Really what it takes to sell puzzles, I've discovered, is lots of money and lots of space to display what you've bought. It probably requires regularly ordering them, as opposed to what we do, which is order them two or maybe three times a year, only with some sort of promotion to defer costs. For example, by including a couple holiday puzzles from Ravensburger, payment for our large order isn't due until January. Dating (paying the bill farther into the future) is important for something that probably is going to be primarily a seasonal thing.

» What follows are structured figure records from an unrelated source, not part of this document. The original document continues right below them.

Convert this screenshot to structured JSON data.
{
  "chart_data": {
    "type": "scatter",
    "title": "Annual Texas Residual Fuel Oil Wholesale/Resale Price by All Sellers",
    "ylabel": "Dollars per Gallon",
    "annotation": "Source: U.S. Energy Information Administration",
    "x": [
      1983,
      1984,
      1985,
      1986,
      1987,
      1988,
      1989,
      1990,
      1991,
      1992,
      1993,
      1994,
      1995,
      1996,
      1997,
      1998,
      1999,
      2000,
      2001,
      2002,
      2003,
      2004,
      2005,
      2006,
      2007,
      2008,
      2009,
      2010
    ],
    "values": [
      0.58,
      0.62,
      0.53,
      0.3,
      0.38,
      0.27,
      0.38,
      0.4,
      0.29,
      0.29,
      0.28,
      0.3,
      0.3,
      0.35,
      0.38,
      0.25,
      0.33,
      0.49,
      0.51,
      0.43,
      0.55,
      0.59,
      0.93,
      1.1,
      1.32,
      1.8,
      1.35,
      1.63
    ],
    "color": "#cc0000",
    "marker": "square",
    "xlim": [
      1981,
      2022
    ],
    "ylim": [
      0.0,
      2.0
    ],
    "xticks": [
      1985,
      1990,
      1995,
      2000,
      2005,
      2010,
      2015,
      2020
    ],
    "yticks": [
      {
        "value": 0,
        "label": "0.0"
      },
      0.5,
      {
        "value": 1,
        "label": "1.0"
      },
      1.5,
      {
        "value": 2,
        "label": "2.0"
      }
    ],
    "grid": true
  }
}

Of course, the biggest problem with puzzles is it's kind of an aging market. Yes, that sounds harsh, but very few young people come in asking for puzzles for themselves. If you put games on a bell curve by age of customer, you would get something like this:
In fact, you could write an entire doctoral thesis on hobby games and age with the problems in this chart. Not only are classic games becoming a bit obsolete with the aging population, but so are the hobby games. I would put Magic at an average customer age of about 21, 40K a bit older than that, but RPGs and board games tend to skew older.
This is also why you see us trying so hard to accommodate Yu-Gi-Oh, which represents a swath of the hobby game market that almost entirely owns the under 18 demographic. Compare that to the actual population break down and you can see it's a market under-served by the game trade:
One positive out of all these fancy charts is the coming geritocracy. If gamers can accept their hobby as a "life game," a term my father once described for such activities as bowling and golf, then they could potentially change what retirement looks like in the future. Shuffleboard and putting greens in retirement communities may one day be terrain tables and card tournaments.